1st Feb – quiet instead of panic is a blessing
I’m groggy from a night of intense dreams, not scary just real. I was swimming across a lake towards a castle tower, very Zelda. Then I was negotiating an Indonesian airport. Then having a second wedding when the first one was the day before.
We sit precariously in February, hoping if we don’t move or breath, things won’t get worse. I think we’re in a place where things will get better very gradually. Things often get worse very quickly, but rarely get better at the same speed. The idea of Christmas 2021 being more normal is more acceptable now, but we could not have understood or accepted that in April 2020. The weather is a steady blank white cloud sky mistiness out there. Moss on the house roofs soak up the atmosphere. A morning with nothing but quietness. No grand ambition or sense of import. Quiet instead of panic is a blessing.

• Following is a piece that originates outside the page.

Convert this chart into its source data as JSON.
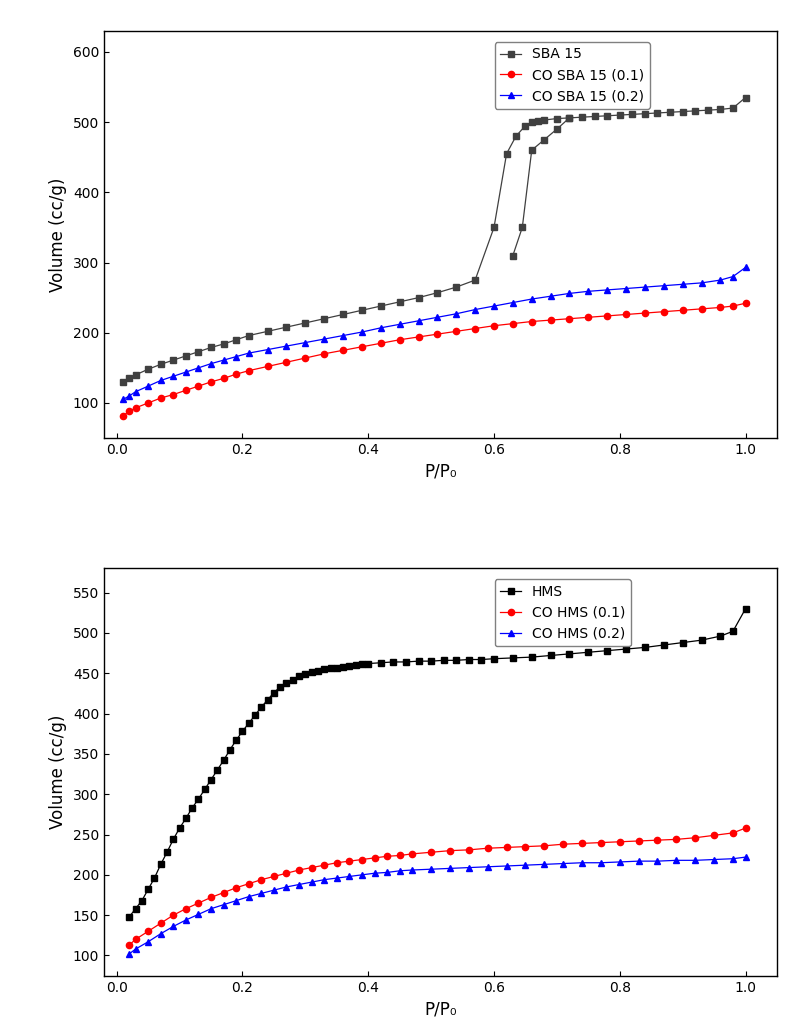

I don’t know if the foxes are more brazen then before or whether they were always about and we weren’t. We’d never walk these back streets on a week night after work like this, so really, we’re the intruders. The lone foxes lollop about the streets, jump up onto garden walls and watch us without fear as we walk past. They know we’re not after them. The careful hope of the world coming back to us, even gradually, is too exciting to really think about seriously. I just hope in the end things end up better, a few days working from home every week instead of going back to five days in the office. The future is coming, not matter how slow, it’s coming.
My parents had their letters about booking their vaccines today. It’s made me giddy with anticipation, knowing they’ll have that protection will be such huge relief.
2nd Feb – off-cuts from other rain
I got a box of fabric in the post from Hobbycraft, including the wadding for the quilt. I can’t believe I’m skirting around the edges of completing this project, might be another two or three weeks, depending on how much time I can commit to it. I’d decided to try to do it in Jan 2020, but obviously it was lockdown that gave me the time and space to really take it seriously. I have spent so many hours sewing and it’s been such a pleasure. So many hours with youtube in the background as I’m sewing away, just always on this one project.
Today we have a small sharp pin prick sort of rain, I can see it on the window and if I look carefully outside against the chimney of the house across from us, I can see the strobing, rushing raindrops, tiny discarded flecks, off-cuts from other rain.
Both my parents had their first vaccines today. Honestly it’s such a relief. I cannot believe it. I’m so grateful to everyone who work so hard to do this, to make it happen as soon as this. It’s overwhelming. I know things will still take time, but this is at least the first positive news I’ve had in a long time.